So, now we know that each slice will have 93x94 (8742) voxels and we can time it appropriately. Each job will be submitted to a computer in the Trillium cluster to run, and each computer has 192 cores. That means that 192 voxels can run in parallel on a computer. Take the total number of voxels in the job (8742) and divide them by the 192 cores (assuming the function you wrote has no implicit parallelization). For us, this is 45.5. Rounded up to 46, this means that each job needs at most 46 x T, where T is the amount of time it takes to run one (or 192) voxels.

But how do you know how long it will take for one voxel to run?

One option is to create a mask that is a single voxel, set your batches to 1, and run the function. You can create a 1-voxel mask in R as follows:

library(RMINC)
#load in your mask
mask_array = mincArray(mincGetVolume("manual_mask.mnc"))

# in the mask array, identify all the locations where the mask is 1
ones <- which(mask_array == 1)

# choose however many you want to keep in the testing (in this case, 1)
# This will set it randomly
keep <- sample(ones, 1)

# set all others to 0
mask_array[-keep] <- 0

#write it out.
mincWriteVolume(mask_array , "mask_1_vox.mnc")

Then, you can call this mask in your qMincApply function:

mask_1 = "mask_1_vox.mnc"
qMincApply(data$file, 
    fun = my_fun, 
    mask = mask_1, 
    batches = 1,
    wait = FALSE)

Now you can see how long that single voxel runs.

Some useful tools.

You can manually set the registry you want to load as follows:

reg <- batchtools::loadRegistry("/PATH/TO/REGISTRY/qMincApply_registry001")

You should see the name of the registry when you make your initial qMincApply call.

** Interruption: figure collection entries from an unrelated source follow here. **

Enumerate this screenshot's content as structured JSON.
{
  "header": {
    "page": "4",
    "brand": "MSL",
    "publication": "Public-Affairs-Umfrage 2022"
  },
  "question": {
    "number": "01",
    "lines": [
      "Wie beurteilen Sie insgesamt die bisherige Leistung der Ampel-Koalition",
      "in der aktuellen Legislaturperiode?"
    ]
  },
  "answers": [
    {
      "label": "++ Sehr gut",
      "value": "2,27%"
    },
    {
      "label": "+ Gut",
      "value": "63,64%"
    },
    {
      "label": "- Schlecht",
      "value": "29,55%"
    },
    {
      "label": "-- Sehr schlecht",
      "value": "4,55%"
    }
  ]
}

Then you can check the status like this:

batchtools::getStatus(reg = reg)
Status for 4 jobs at 2026-04-14 14:40:52:
  Submitted    : 4 (100.0%)
  -- Queued    : 0 (  0.0%)
  -- Started   : 4 (100.0%)
  ---- Running : 0 (  0.0%)
  ---- Done    : 0 (  0.0%)
  ---- Error   : 4 (100.0%)
  ---- Expired : 0 (  0.0%)

In this case, you can see that 4 jobs were submitted and all of them experienced errors.

You can read the errors like this:

batchtools::showLog(reg, id = 1)